From e8db20eb264707b381cccf178c2ab755610b6988 Mon Sep 17 00:00:00 2001
From: Heikki Linnakangas <heikki@neon.tech>
Date: Sat, 19 Nov 2022 11:49:35 +0200
Subject: [PATCH] On connection from compute, wait for tenant to become Active.

If a connection from compute arrives while a tenant is still in
Loading state, wait for it to become Active instead of throwing an
error to the client. This should fix the errors from test_gc_cutoff
test that repeatedly restarts the pageserver and immediately tries to
connect to it.
---
 pageserver/src/page_service.rs                | 46 +++++++++++++++----
 pageserver/src/tenant.rs                      | 13 ++++++
 .../regress/test_pageserver_restart.py        | 19 +++++++-
 3 files changed, 66 insertions(+), 12 deletions(-)

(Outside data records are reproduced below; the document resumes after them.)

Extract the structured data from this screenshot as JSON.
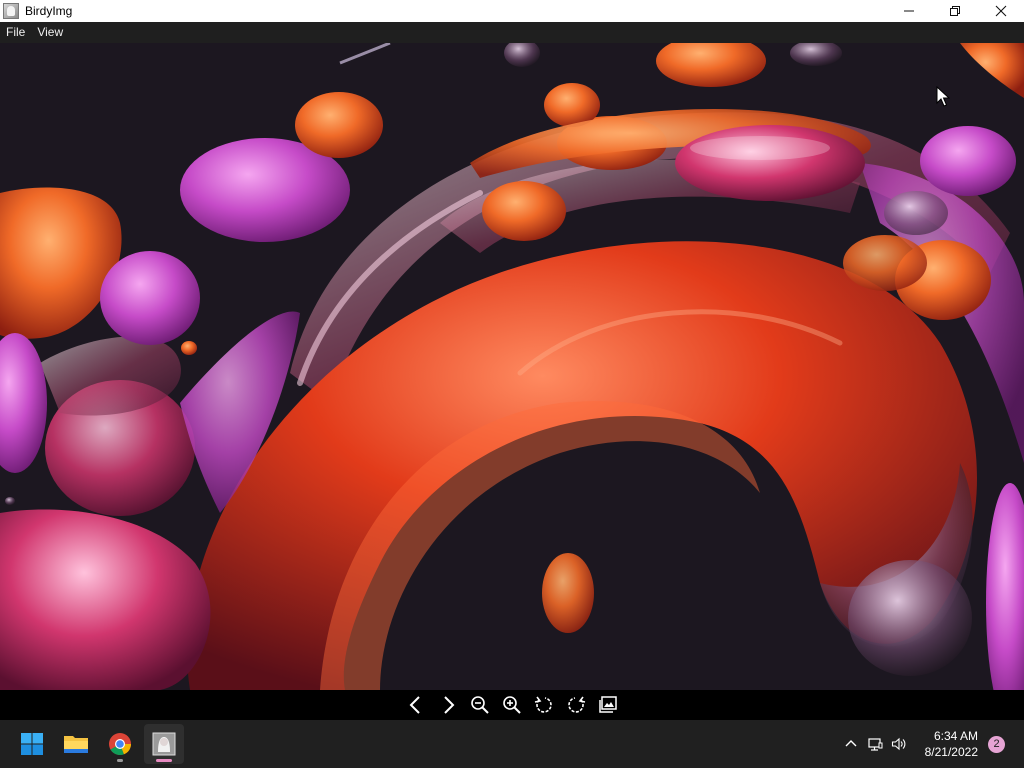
{
  "window": {
    "title": "BirdyImg",
    "icon": "app-icon",
    "controls": [
      "minimize-icon",
      "maximize-icon",
      "close-icon"
    ]
  },
  "menu": {
    "items": [
      {
        "label": "File"
      },
      {
        "label": "View"
      }
    ]
  },
  "viewer_toolbar": {
    "buttons": [
      "previous-icon",
      "next-icon",
      "zoom-out-icon",
      "zoom-in-icon",
      "rotate-left-icon",
      "rotate-right-icon",
      "gallery-icon"
    ]
  },
  "taskbar": {
    "apps": [
      "windows-start-icon",
      "file-explorer-icon",
      "chrome-icon",
      "birdyimg-icon"
    ],
    "active_app": "birdyimg-icon",
    "clock": {
      "time": "6:34 AM",
      "date": "8/21/2022"
    },
    "notification_count": "2"
  },
  "colors": {
    "menu_bg": "#1f1f1f",
    "taskbar_bg": "#202020",
    "image_bg": "#1c1720",
    "accent_orange": "#e8561e",
    "accent_magenta": "#c23aa0",
    "badge": "#e6a4d4"
  }
}
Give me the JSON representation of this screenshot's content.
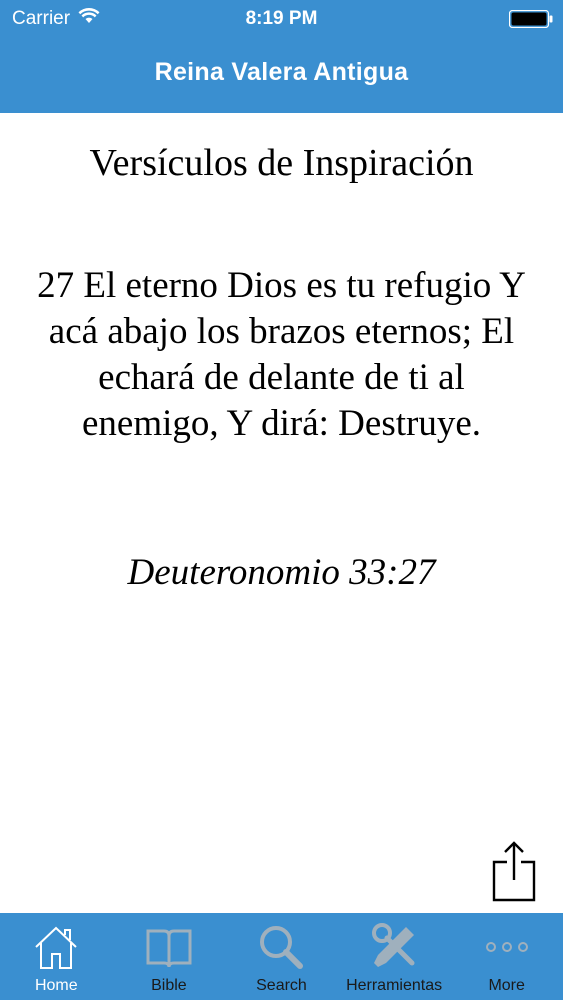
{
  "status_bar": {
    "carrier": "Carrier",
    "time": "8:19 PM"
  },
  "nav": {
    "title": "Reina Valera Antigua"
  },
  "content": {
    "section_title": "Versículos de Inspiración",
    "verse_text": "27 El eterno Dios es tu refugio Y acá abajo los brazos eternos; El echará de delante de ti al enemigo, Y dirá: Destruye.",
    "verse_reference": "Deuteronomio 33:27"
  },
  "tab_bar": {
    "tabs": [
      {
        "label": "Home",
        "icon": "home-icon",
        "active": true
      },
      {
        "label": "Bible",
        "icon": "book-icon",
        "active": false
      },
      {
        "label": "Search",
        "icon": "search-icon",
        "active": false
      },
      {
        "label": "Herramientas",
        "icon": "tools-icon",
        "active": false
      },
      {
        "label": "More",
        "icon": "more-icon",
        "active": false
      }
    ]
  },
  "colors": {
    "bar_background": "#3a8fd0",
    "active_tab": "#ffffff",
    "inactive_tab_icon": "#9fb0bd",
    "inactive_tab_label": "#1a1a1a"
  }
}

diff --git a/pageserver/src/page_service.rs b/pageserver/src/page_service.rs
index eb9416a482..5de11017c6 100644
--- a/pageserver/src/page_service.rs
+++ b/pageserver/src/page_service.rs
@@ -25,6 +25,7 @@ use std::net::TcpListener;
 use std::str;
 use std::str::FromStr;
 use std::sync::Arc;
+use std::time::Duration;
 use tokio::pin;
 use tokio_util::io::StreamReader;
 use tokio_util::io::SyncIoBridge;
@@ -46,7 +47,7 @@ use crate::metrics::{LIVE_CONNECTIONS_COUNT, SMGR_QUERY_TIME};
 use crate::profiling::profpoint_start;
 use crate::task_mgr;
 use crate::task_mgr::TaskKind;
-use crate::tenant::Timeline;
+use crate::tenant::{Tenant, Timeline};
 use crate::tenant_mgr;
 use crate::trace::Tracer;
 use crate::CheckpointConfig;
@@ -278,7 +279,7 @@ impl PageServerHandler {
         task_mgr::associate_with(Some(tenant_id), Some(timeline_id));
 
         // Make request tracer if needed
-        let tenant = tenant_mgr::get_tenant(tenant_id, true)?;
+        let tenant = get_active_tenant_with_timeout(tenant_id).await?;
         let mut tracer = if tenant.get_trace_read_requests() {
             let connection_id = ConnectionId::generate();
             let path = tenant
@@ -290,7 +291,7 @@ impl PageServerHandler {
         };
 
         // Check that the timeline exists
-        let timeline = get_local_timeline(tenant_id, timeline_id)?;
+        let timeline = tenant.get_timeline(timeline_id, true)?;
 
         // switch client to COPYBOTH
         pgb.write_message(&BeMessage::CopyBothResponse)?;
@@ -375,7 +376,7 @@ impl PageServerHandler {
         task_mgr::associate_with(Some(tenant_id), Some(timeline_id));
         // Create empty timeline
         info!("creating new timeline");
-        let tenant = tenant_mgr::get_tenant(tenant_id, true)?;
+        let tenant = get_active_tenant_with_timeout(tenant_id).await?;
         let timeline = tenant.create_empty_timeline(timeline_id, base_lsn, pg_version)?;
 
         // TODO mark timeline as not ready until it reaches end_lsn.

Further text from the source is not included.